As recently as 2009, 150 federal agents, guns drawn, raided homes in the Blanding area in an operation called "Cerberus Action."  Unable to identify the professional pot-hunters who now use heliocopters and radar to loot sites in SE Utah, the agents went after local citizens whose "collecting" habits were well known.  Removing prehistoric artifacts from protected sites is a felony, with severe financial and prison penalties.  These were respectable citizens, including lawyers, doctors, and honored citizens--caught on surveillance tape recordings.  One was a member of Utah's Tourism Hall of Fame.  Another was the 60-year town doctor and his wife.  He was a respected member of the Mormon community.  He committed suicide the day after posting bail.  Eventually, the case collapsed in 2010 when the chief prosecution informant and witness himself committed suicide.

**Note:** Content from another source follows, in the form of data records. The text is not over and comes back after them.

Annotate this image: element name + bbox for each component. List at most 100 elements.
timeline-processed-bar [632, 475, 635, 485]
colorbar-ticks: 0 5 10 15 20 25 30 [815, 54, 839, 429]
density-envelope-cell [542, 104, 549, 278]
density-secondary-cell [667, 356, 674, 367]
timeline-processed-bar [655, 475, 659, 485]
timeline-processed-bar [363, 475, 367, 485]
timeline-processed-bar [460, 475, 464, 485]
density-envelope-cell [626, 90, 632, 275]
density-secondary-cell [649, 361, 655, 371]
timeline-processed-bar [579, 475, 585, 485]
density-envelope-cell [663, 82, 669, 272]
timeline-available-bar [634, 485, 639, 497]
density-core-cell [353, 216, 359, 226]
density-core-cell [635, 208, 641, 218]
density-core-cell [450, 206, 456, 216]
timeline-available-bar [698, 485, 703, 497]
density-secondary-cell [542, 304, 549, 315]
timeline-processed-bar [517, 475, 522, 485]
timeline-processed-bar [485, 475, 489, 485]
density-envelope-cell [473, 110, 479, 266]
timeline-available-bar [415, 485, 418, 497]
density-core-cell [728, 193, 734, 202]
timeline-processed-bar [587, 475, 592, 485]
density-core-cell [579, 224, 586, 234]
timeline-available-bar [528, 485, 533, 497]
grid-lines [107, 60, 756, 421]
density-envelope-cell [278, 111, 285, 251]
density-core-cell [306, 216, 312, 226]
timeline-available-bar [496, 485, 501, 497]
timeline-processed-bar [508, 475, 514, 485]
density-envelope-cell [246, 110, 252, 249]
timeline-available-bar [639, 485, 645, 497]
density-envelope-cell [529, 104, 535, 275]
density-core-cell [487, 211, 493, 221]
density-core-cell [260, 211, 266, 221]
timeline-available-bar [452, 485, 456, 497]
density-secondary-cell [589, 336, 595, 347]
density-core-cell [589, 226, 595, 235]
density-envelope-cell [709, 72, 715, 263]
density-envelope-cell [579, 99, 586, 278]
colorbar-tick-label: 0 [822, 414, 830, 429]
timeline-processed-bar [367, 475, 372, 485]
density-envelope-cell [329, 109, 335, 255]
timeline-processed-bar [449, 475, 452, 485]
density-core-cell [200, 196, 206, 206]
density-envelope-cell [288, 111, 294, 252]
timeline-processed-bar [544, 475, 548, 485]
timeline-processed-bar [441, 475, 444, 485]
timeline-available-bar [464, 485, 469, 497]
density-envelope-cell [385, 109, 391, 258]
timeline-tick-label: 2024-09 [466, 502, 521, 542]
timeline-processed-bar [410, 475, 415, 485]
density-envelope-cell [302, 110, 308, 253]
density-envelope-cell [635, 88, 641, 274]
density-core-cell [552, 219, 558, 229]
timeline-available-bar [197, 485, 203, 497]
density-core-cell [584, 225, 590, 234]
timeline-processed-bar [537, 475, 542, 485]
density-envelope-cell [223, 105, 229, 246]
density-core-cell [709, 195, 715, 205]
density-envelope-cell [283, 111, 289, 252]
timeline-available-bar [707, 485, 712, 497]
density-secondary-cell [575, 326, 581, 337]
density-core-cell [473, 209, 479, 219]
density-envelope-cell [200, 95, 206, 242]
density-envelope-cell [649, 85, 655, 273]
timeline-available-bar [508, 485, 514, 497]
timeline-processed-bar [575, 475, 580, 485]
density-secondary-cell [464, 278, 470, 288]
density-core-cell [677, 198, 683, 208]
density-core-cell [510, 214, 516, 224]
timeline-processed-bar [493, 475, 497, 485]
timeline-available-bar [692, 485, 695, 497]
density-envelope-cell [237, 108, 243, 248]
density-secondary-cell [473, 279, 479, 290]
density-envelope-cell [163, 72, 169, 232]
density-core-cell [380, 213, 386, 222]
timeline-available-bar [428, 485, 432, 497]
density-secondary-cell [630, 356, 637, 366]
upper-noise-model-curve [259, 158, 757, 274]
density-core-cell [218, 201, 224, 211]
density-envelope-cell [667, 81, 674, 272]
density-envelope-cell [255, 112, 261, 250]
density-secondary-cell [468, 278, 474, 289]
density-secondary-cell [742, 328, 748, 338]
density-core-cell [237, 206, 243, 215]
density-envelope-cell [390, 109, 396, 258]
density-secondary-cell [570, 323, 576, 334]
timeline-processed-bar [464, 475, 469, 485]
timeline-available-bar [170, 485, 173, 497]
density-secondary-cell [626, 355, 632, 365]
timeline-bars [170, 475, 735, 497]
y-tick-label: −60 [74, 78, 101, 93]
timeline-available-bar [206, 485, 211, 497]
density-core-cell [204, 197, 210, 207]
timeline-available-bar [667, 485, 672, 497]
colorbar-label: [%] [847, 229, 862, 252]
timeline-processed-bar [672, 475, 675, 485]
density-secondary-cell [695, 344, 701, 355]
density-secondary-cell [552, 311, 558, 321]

The area is so rich in artifacts that Mormon families used to take shovels and buckets on Sunday picnics, according to Childs.  In his words, the SE corner of Utah "is an archaeological mecca, one of the richest zones in North America if you want to walk around picking up pots and baskets  Over the past century, with a shovel you could have found anything your heart desired--sandals, skeletons, turquoise ornaments, carved shells."  Collecting artifacts often happened out of a desire to respect and preserve the past from less scrupulous or indifferent explorers.  (We will find the same issue haunting Mesa Verde history.)

As one family member protested, "This is our passion.  Why should we be assaulted for it?"

My guess is that museum staffs and professional archeologists are now seen as collaborators in an "unfair" federal policy to attack private citizens.  There is a lot of resentment at federal take-over of important archaeological and geological sites in the West, going back to the creation of the National Park System and its continued expansion.

It is an important moral issue to ponder.  As Childs notes with empathetic sympathy for the local collectors and for the need to protect the past, "Only the easiest targets were caught, mostly old-school diggers.  Who they did not catch were aerial investors and those actively traveling from site to site with industrious efficiency, people far too savvy to let their names slip to locals."

I realized that issues of archaeology, history, and scholarship are politically charged even today.  Old animosities die hard.  To whom does the past "belong"?

Perhaps that is why the Edge of Cedars has had to fight to stay open, in the face of threats of defunding from the Utah state legislature.